Black LGBTQ Folks Feeling Economic Fallout of COVID-19 Hardest

Human Rights Campaign president Alphonso David said the new data confirms earlier findings that marginalized communities continue to face the brunt of the COVID-19 pandemic.
Donna Aceto

Black LGBTQ individuals have disproportionately felt the economic effects of the coronavirus pandemic compared to the Black population, LGBTQ people as a group, and the general population, according to research by PSB Insights and the Human Rights Campaign (HRC).

The new report, which follows a similar study broadly examining the economic impact of COVID on queer people of color, specifically zeroes in on how Black queer folks have fared during the pandemic in terms of employment status, budgeting, and ability to pay bills.

Notably, Black individuals have endured tragic health consequences stemming from the pandemic. Black folks have made up 23 percent of COVID-19 deaths despite representing just 13 percent of the US population. And while Black folks also bear the brunt of the economic impact of the crisis, queer Black individuals are feeling even more profound effects.

New research follows previous report on economic plight of people of color during the pandemic

The new research found that 31 percent of Black LGBTQ individuals saw a reduction in their hours at work in the midst of the COVID-19 pandemic, compared to 23 percent of Black respondents, 28 percent of LGBTQ respondents, and 22 percent of the general sample population. Furthermore, 18 percent of Black LGBTQ respondents said they became unemployed during the pandemic, compared to 16 percent of Black respondents and LGBTQ people and 12 percent of the general sample population.

The questions presented to the roughly 10,000 people who responded to the 10 online surveys between April and July yielded answers that reflected a pattern: Black queer respondents have fared the worst, followed by LGBTQ people in general, and then the Black population and the general population. In several cases, however, the impacts on the Black population as a whole were more severe than on the LGBTQ community taken as a group.

For example, 36 percent of Black LGBTQ respondents said they have altered their household budgets during the pandemic, compared to 27 percent of Black respondents, 30 percent of LGBTQ respondents, and 26 percent of the general population. Twenty-eight percent of Black LGBTQ respondents said they have withdrawn more money from the bank, far more than the 15 percent of Black respondents, 18 percent of LGBTQ respondents, and 13 percent of respondents in the general population who answered the same way.

In response to a similar question, 20 percent of Black LGBTQ respondents said they checked whether their bank account had been overdrafted, compared to just 14 percent of both Black respondents and LGBTQ respondents. Ten percent of respondents in the general population said they checked whether they overdrafted their account.

The affordability crisis emerging from the coronavirus pandemic has also included housing costs. Activists have spent months pushing for rent relief for tenants, which is an issue that is becoming exacerbated by the recent expiration of weekly unemployment checks supplemented by a $600 increase.

In the survey, 23 percent of Black LGBTQ respondents said they have had to ask for delays in paying rent, nearly double that of the 12 percent of Black respondents who answered the same way. Eleven percent of LGBTQ respondents and seven percent of the general population said they have also had to ask for delays in paying rent.
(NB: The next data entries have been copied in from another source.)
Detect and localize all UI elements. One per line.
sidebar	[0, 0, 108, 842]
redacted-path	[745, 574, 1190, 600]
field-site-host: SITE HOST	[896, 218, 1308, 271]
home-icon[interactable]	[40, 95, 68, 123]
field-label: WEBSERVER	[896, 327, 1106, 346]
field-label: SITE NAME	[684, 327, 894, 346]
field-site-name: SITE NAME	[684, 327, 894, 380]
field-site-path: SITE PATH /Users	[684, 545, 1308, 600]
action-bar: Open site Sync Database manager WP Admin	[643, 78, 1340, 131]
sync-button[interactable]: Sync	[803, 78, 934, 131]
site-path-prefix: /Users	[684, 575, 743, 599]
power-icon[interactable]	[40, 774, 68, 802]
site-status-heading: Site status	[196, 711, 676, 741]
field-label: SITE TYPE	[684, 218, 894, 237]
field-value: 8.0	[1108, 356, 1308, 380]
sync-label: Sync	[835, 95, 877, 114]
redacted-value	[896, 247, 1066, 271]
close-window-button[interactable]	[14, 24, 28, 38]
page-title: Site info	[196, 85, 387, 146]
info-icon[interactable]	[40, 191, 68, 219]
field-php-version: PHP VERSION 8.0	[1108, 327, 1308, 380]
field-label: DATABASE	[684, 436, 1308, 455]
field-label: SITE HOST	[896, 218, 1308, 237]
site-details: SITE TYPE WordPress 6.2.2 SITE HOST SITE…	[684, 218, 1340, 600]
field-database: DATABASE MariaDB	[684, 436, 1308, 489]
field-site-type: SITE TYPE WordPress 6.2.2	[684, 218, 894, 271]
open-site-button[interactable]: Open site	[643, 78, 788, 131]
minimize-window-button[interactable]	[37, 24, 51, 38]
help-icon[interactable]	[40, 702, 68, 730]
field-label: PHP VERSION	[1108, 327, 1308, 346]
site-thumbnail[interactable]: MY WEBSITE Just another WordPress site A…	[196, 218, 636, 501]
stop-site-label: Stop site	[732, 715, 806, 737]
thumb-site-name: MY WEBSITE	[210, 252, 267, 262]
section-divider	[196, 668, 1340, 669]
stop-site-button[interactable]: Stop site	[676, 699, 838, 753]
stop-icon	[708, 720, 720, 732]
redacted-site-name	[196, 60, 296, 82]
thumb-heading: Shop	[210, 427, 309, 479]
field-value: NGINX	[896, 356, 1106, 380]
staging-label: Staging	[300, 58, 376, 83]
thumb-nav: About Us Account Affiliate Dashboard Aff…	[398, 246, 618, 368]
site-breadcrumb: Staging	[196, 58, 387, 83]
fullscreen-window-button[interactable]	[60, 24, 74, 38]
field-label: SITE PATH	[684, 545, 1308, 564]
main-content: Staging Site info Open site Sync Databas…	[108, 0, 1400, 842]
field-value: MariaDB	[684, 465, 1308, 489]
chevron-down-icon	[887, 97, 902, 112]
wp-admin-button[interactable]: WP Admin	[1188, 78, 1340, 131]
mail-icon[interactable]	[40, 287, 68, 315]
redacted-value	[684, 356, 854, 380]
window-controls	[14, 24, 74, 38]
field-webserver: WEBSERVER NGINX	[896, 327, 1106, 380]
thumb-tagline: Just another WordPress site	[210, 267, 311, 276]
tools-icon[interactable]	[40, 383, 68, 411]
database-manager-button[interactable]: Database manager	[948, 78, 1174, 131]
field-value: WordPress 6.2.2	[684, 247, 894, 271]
Similarly, 21 percent of Black LGBTQ respondents have had to delay paying bills compared to 17 percent of Black respondents, 14 percent of LGBT respondents, and 12 percent of the general population.

“The data make clear what we have long known: that those living at the intersections of multiple marginalized identities face harsher consequences of the pandemic,” HRC president Alphonso David said in a written statement. “It is a clarion call to policymakers that we must do all we can to combat the virus and its economic impact on multiple marginalized communities.”

Surveys published by HRC and PSB Reserach in May also found that queer people of color have also faced higher rates of unemployment, reductions in hours at work, and inability to pay rent or bills compared to the general population. That data set specifically included white LGBTQ people and therefore more explicitly revealed racial differences. Twenty-two percent of LGBQ people of color involved in that research said they became unemployed compared to 14 percent of white LGBTQ people and 13 percent of people in the general population who lost their jobs.

The data released this month, however, does not provide racial comparisons beyond Black respondents and all respondents. Furthermore, sample sizes for Black transgender and non-binary individuals were too small to yield reliable estimates, according to researchers.

The exclusive use of online surveys in this data is also an important caveat because the pool of respondents would be limited to those who have internet access. An age breakdown of respondents was also not provided and HRC did not directly respond to an email seeking that information.